The company is partnering on the drug with German pharma giant Bayer, which will provide marketing and pay 50% of the commercial development costs of the drug once it is approved. LOXO received $400 million in upfront payments and could collect a potential $650 million in milestone payments, along with a percentage of Bayer’s sales of the drug.

The next potential product in the pipeline is LOXO-292, which treats cancers that have an abnormal RET gene. Such a gene produces a protein used in signaling between cells. Patients in a Stage I/II clinical trial showed a 77% response rate, and Stage III trails should begin next year.

Currently in Stage I and II testing is LOXO-195, which is being developed on anticipation of potential resistance to larotrectinib in light of recent literature which discussed resistance to NTRK inhibition. In pre-clinical stages, there is LOXO-305, which will be used to address cancers that have failed to respond to BTK inhibitors currently being used for the treatment of leukemia.

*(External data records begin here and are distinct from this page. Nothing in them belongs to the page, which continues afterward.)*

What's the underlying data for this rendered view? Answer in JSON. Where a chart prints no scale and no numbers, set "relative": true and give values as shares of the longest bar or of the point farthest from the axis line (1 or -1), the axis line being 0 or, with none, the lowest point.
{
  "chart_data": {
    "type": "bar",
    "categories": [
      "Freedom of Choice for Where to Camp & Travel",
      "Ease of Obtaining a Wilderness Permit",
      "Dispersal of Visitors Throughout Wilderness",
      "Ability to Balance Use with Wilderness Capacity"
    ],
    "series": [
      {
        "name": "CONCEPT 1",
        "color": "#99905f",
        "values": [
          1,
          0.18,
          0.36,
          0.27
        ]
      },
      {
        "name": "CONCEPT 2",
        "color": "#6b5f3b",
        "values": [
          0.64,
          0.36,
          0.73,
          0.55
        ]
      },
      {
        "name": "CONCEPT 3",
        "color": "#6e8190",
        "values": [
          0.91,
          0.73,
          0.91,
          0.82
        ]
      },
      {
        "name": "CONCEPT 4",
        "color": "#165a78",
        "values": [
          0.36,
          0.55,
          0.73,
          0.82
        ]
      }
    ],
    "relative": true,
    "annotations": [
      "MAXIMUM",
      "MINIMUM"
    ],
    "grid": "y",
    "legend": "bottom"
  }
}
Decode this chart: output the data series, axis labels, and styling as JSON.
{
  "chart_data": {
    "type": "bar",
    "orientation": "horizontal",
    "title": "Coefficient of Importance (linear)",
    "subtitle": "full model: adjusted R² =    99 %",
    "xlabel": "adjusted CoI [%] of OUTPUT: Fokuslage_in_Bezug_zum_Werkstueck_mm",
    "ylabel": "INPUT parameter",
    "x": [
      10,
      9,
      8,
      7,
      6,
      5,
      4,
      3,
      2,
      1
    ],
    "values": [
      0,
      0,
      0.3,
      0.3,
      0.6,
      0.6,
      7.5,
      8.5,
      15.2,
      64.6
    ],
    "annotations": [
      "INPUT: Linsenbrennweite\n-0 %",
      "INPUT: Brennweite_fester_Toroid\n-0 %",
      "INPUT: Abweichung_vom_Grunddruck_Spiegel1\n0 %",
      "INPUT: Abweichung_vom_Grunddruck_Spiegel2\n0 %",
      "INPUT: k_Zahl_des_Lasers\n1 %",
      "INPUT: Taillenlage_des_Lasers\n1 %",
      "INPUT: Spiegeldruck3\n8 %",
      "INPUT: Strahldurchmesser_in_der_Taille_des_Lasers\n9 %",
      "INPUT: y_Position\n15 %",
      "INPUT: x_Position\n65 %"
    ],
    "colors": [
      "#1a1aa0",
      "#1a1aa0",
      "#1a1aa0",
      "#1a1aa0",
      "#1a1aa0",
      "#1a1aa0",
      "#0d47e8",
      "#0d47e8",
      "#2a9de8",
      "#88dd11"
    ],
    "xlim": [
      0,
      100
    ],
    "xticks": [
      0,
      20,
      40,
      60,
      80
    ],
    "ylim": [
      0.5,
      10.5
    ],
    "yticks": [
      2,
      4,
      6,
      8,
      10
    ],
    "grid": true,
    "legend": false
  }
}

Thanks to the marketing agreement with Bayer, LOXO is in a strong financial position, with cash and investments of $660 million, and no debt. While the agreement means that the company will need to share its larotrectinib revenues with Bayer, it will also eliminate the need for LOXO to raise capital while it continues to develop its pharmaceutical pipeline.

Given the success of its early research efforts, it is not unreasonable to assume that the pipeline will continue to grow, and the long-term outlook for the company is bright. Buy LOXO below $165. My target is $200. Given the fact the company is in its developmental stage with revenues only coming from the Bayer contract, the shares are high risk.